Nokia 9500 saya memang sebaiknya dicuri seseorang, karena agaknya saya tak akan melepas ponsel itu sampai benar-benar dirampas orang. Mungkin benar yang dikatakan Tante, yang merawikan dari Ust. Yusuf Mansur:
“Tugas hape itu sudah selesai sama kamu. Iklaskan saja.”
Menguatkan asumsi Tante, Ustad Salim A. Fillah pernah berkata:
“Kami tak tahu ini musibah atau berkah, yang penting kami berprisangka baik saja kepada Allah.”

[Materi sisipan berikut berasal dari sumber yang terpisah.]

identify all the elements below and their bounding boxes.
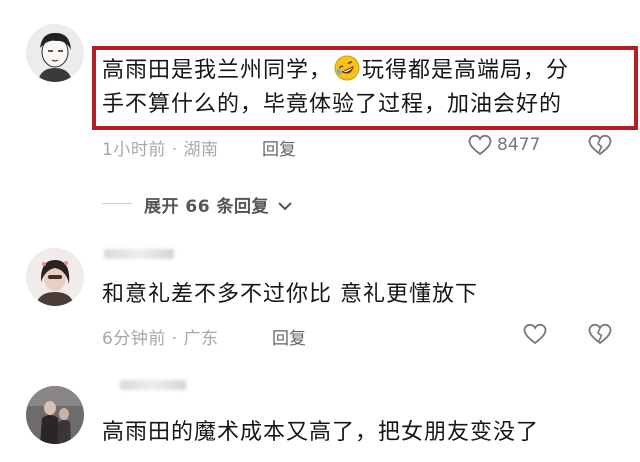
comment-1-location: 湖南 [183,140,219,160]
expand-replies-button[interactable]: 展开 66 条回复 [144,192,293,217]
expand-divider [102,203,132,204]
like-heart-icon[interactable] [523,323,547,345]
comment-2-time: 6分钟前 [102,329,166,349]
avatar-commenter-3[interactable] [26,386,84,444]
expand-replies-label: 展开 66 条回复 [144,197,269,217]
meta-separator: · [171,329,178,349]
username-blurred [104,249,174,259]
comment-1-text: 高雨田是我兰州同学， 玩得都是高端局，分 手不算什么的，毕竟体验了过程，加油会好… [102,54,632,122]
comment-2-text: 和意礼差不多不过你比 意礼更懂放下 [102,282,478,307]
meta-separator: · [171,140,178,160]
comment-3-text: 高雨田的魔术成本又高了，把女朋友变没了 [102,420,540,445]
comment-2-location: 广东 [183,329,219,349]
photo-avatar-icon [26,248,84,306]
like-heart-icon[interactable] [468,134,492,156]
comment-1-text-part2: 玩得都是高端局，分 [362,58,570,83]
avatar-commenter-2[interactable] [26,248,84,306]
cartoon-avatar-icon [26,24,84,82]
dislike-broken-heart-icon[interactable] [588,323,612,345]
comment-1-text-part1: 高雨田是我兰州同学， [102,58,333,83]
chevron-down-icon [277,197,293,217]
username-blurred [120,380,186,390]
comment-2-reply-button[interactable]: 回复 [272,324,306,349]
photo-avatar-icon [26,386,84,444]
rolling-laughing-emoji-icon [334,55,360,81]
comment-1-like-count: 8477 [497,135,541,155]
comment-1-time: 1小时前 [102,140,166,160]
comment-2-meta: 6分钟前 · 广东 [102,324,219,349]
comment-1-reply-button[interactable]: 回复 [262,135,296,160]
dislike-broken-heart-icon[interactable] [588,134,612,156]
comment-1-meta: 1小时前 · 湖南 [102,135,219,160]
avatar-commenter-1[interactable] [26,24,84,82]
comment-1-text-line2: 手不算什么的，毕竟体验了过程，加油会好的 [102,92,563,117]
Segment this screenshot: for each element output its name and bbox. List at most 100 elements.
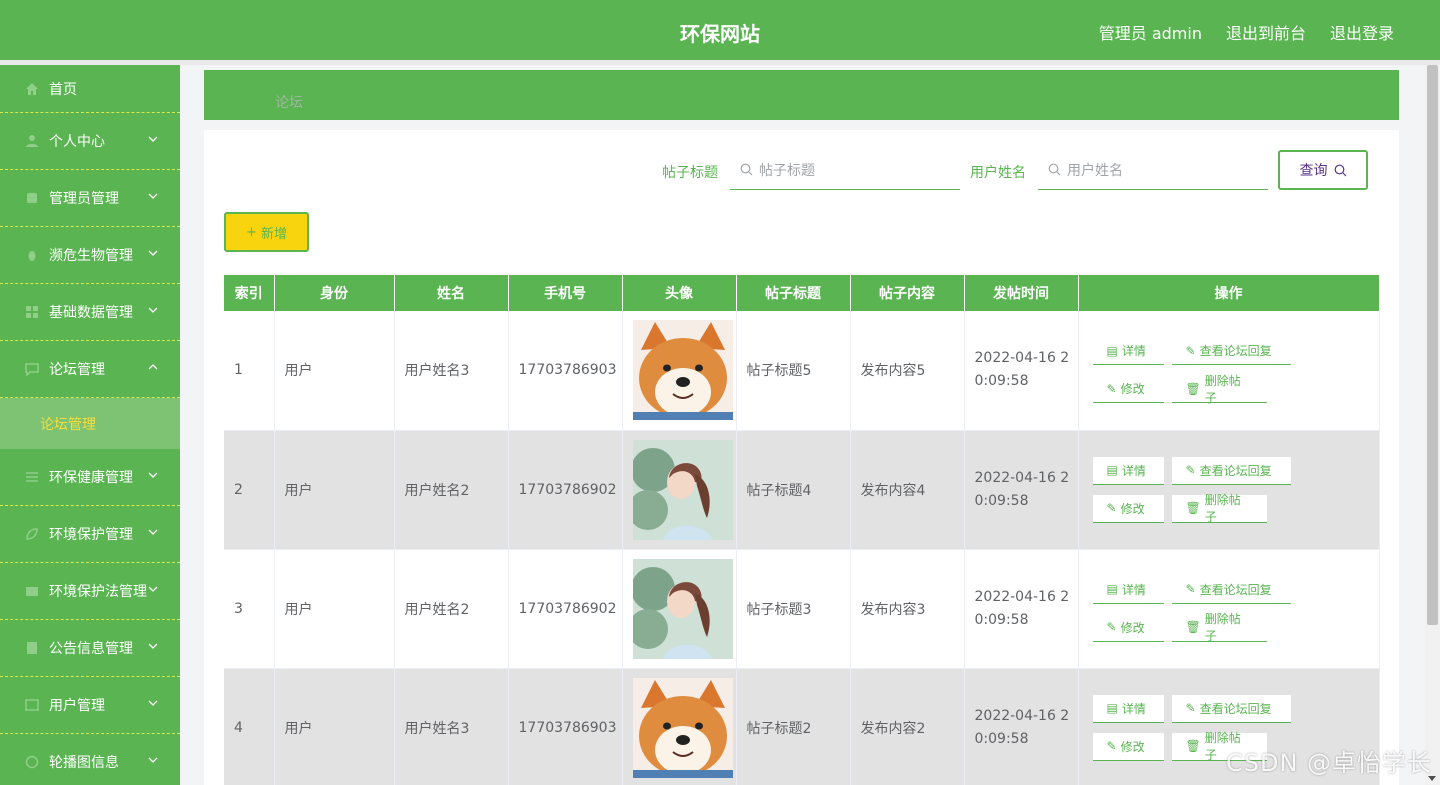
- breadcrumb-item[interactable]: 论坛: [275, 92, 303, 112]
- avatar[interactable]: [632, 677, 736, 778]
- cell-actions: ▤ 详情 ✎ 查看论坛回复 ✎ 修改 🗑 删除帖子: [1078, 430, 1380, 550]
- sidebar-item-carousel[interactable]: 轮播图信息: [0, 734, 180, 785]
- trash-icon: 🗑: [1185, 381, 1201, 396]
- pencil-icon: ✎: [1185, 343, 1196, 358]
- sidebar-item-env-law[interactable]: 环境保护法管理: [0, 563, 180, 620]
- chevron-down-icon: [148, 307, 158, 313]
- cell-post-content: 发布内容2: [850, 668, 965, 785]
- sidebar-item-home[interactable]: 首页: [0, 65, 180, 113]
- search-icon: [1334, 164, 1346, 176]
- cell-name: 用户姓名2: [394, 549, 509, 669]
- image-icon: [24, 754, 40, 770]
- user-name-label: 用户姓名: [970, 165, 1026, 181]
- edit-button-label: 修改: [1120, 501, 1145, 516]
- edit-button[interactable]: ✎ 修改: [1092, 494, 1164, 523]
- post-time-text: 2022-04-16 20:09:58: [974, 350, 1070, 390]
- sidebar-item-label: 用户管理: [49, 698, 105, 714]
- sidebar-item-eco-health[interactable]: 环保健康管理: [0, 449, 180, 506]
- exit-to-front-link[interactable]: 退出到前台: [1226, 20, 1306, 44]
- sidebar-item-label: 公告信息管理: [49, 641, 133, 657]
- cell-identity: 用户: [274, 311, 395, 431]
- detail-button[interactable]: ▤ 详情: [1092, 337, 1164, 366]
- post-title-input[interactable]: 帖子标题: [730, 150, 960, 190]
- sidebar-item-label: 论坛管理: [49, 362, 105, 378]
- avatar[interactable]: [632, 439, 736, 540]
- delete-post-button-label: 删除帖子: [1204, 373, 1241, 405]
- edit-button-label: 修改: [1120, 739, 1145, 754]
- detail-button[interactable]: ▤ 详情: [1092, 456, 1164, 485]
- add-button-label: 新增: [260, 226, 287, 242]
- view-replies-button[interactable]: ✎ 查看论坛回复: [1171, 694, 1291, 723]
- sidebar: 首页 个人中心 管理员管理 濒危生物管理 基础数据管理 论坛管理 论坛管理 环保…: [0, 65, 180, 785]
- cell-index: 1: [224, 311, 275, 431]
- chevron-down-icon: [148, 757, 158, 763]
- row-actions: ▤ 详情 ✎ 查看论坛回复 ✎ 修改 🗑 删除帖子: [1089, 337, 1379, 405]
- sidebar-item-users[interactable]: 用户管理: [0, 677, 180, 734]
- document-icon: ▤: [1106, 701, 1118, 715]
- sidebar-item-admin[interactable]: 管理员管理: [0, 170, 180, 227]
- delete-post-button[interactable]: 🗑 删除帖子: [1171, 373, 1267, 405]
- sidebar-item-endangered[interactable]: 濒危生物管理: [0, 227, 180, 284]
- sidebar-item-label: 环境保护法管理: [49, 584, 147, 600]
- post-time-text: 2022-04-16 20:09:58: [974, 588, 1070, 628]
- edit-button[interactable]: ✎ 修改: [1092, 732, 1164, 761]
- detail-button[interactable]: ▤ 详情: [1092, 575, 1164, 604]
- avatar[interactable]: [632, 320, 736, 421]
- sidebar-item-env-protection[interactable]: 环境保护管理: [0, 506, 180, 563]
- cell-index: 2: [224, 430, 275, 550]
- detail-button[interactable]: ▤ 详情: [1092, 694, 1164, 723]
- cell-actions: ▤ 详情 ✎ 查看论坛回复 ✎ 修改 🗑 删除帖子: [1078, 311, 1380, 431]
- pencil-icon: ✎: [1185, 701, 1196, 715]
- pencil-icon: ✎: [1185, 582, 1196, 596]
- watermark: CSDN @卓怡学长: [1226, 749, 1433, 777]
- edit-button[interactable]: ✎ 修改: [1092, 375, 1164, 404]
- logout-link[interactable]: 退出登录: [1330, 20, 1394, 44]
- user-name-input[interactable]: 用户姓名: [1038, 150, 1268, 190]
- cell-post-content: 发布内容4: [850, 430, 965, 550]
- view-replies-button-label: 查看论坛回复: [1199, 582, 1272, 597]
- notice-icon: [24, 640, 40, 656]
- column-header: 姓名: [394, 275, 509, 311]
- delete-post-button[interactable]: 🗑 删除帖子: [1171, 612, 1267, 643]
- chevron-down-icon: [148, 250, 158, 256]
- scrollbar-thumb[interactable]: [1427, 65, 1438, 625]
- sidebar-item-notice[interactable]: 公告信息管理: [0, 620, 180, 677]
- content-panel: 帖子标题 帖子标题 用户姓名 用户姓名 查询 + 新增 索引 身份 姓名 手机号…: [204, 130, 1399, 785]
- sidebar-item-personal-center[interactable]: 个人中心: [0, 113, 180, 170]
- sidebar-item-forum[interactable]: 论坛管理: [0, 341, 180, 398]
- forum-table: 索引 身份 姓名 手机号 头像 帖子标题 帖子内容 发帖时间 操作 1 用户 用户姓…: [224, 275, 1380, 785]
- sidebar-subitem-forum-manage[interactable]: 论坛管理: [0, 398, 180, 449]
- column-header: 发帖时间: [964, 275, 1079, 311]
- sidebar-item-base-data[interactable]: 基础数据管理: [0, 284, 180, 341]
- pencil-icon: ✎: [1106, 381, 1117, 396]
- user-name-placeholder: 用户姓名: [1067, 162, 1123, 179]
- admin-user-label[interactable]: 管理员 admin: [1099, 20, 1202, 44]
- trash-icon: 🗑: [1185, 501, 1201, 515]
- view-replies-button[interactable]: ✎ 查看论坛回复: [1171, 575, 1291, 604]
- view-replies-button[interactable]: ✎ 查看论坛回复: [1171, 456, 1291, 485]
- vertical-scrollbar[interactable]: [1425, 65, 1440, 785]
- search-bar: 帖子标题 帖子标题 用户姓名 用户姓名 查询: [204, 150, 1399, 190]
- detail-button-label: 详情: [1121, 582, 1146, 597]
- add-button[interactable]: + 新增: [224, 212, 309, 252]
- chevron-down-icon: [148, 586, 158, 592]
- cell-identity: 用户: [274, 549, 395, 669]
- view-replies-button[interactable]: ✎ 查看论坛回复: [1171, 337, 1291, 366]
- cell-post-content: 发布内容3: [850, 549, 965, 669]
- cell-name: 用户姓名2: [394, 430, 509, 550]
- delete-post-button[interactable]: 🗑 删除帖子: [1171, 493, 1267, 524]
- plus-icon: +: [246, 224, 257, 240]
- column-header: 操作: [1078, 275, 1380, 311]
- query-button[interactable]: 查询: [1278, 150, 1368, 190]
- list-icon: [24, 469, 40, 485]
- search-icon: [1048, 163, 1061, 176]
- edit-button[interactable]: ✎ 修改: [1092, 613, 1164, 642]
- search-icon: [740, 163, 753, 176]
- detail-button-label: 详情: [1121, 463, 1146, 478]
- cell-post-title: 帖子标题3: [736, 549, 851, 669]
- table-row: 1 用户 用户姓名3 17703786903 帖子标题5 发布内容5 2022-04-16 …: [224, 311, 1380, 431]
- avatar[interactable]: [632, 558, 736, 659]
- cell-post-title: 帖子标题5: [736, 311, 851, 431]
- delete-post-button-label: 删除帖子: [1204, 493, 1241, 524]
- edit-button-label: 修改: [1120, 620, 1145, 635]
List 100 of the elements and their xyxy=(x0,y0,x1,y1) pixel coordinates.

Ya. Saya berprisangka baik saja bahwa kelak Allah akan menggantinya dengan yang lebih baik. Ponsel itu. Nokia 9500 warisan aba, yang selalu menjadi buku harian saya sebelum tidur, mediasi saya dengan ratusan kontak, alarm saya, agenda acara penting saya… . Saya harus mengikhlaskannya.
Kalau begitu, selamat jalan Nokia 9500. Jasa-jasamu akan saya kenang selamanya. Biarlah Allah menggantimu dengan yang lebih baik. Biarlah orang-orang mengambil pelajaran dariku yang kehilanganmu. Biarlah pria tua mengibakan itu memanfaatkanmu dengan sebaik-baiknya.
Kalau ini musibah, maka Innalillahi wa inna ilayhi rajiuun. Kalau ini berkah, maka Alhamdulillahirabbil ‘alamiin.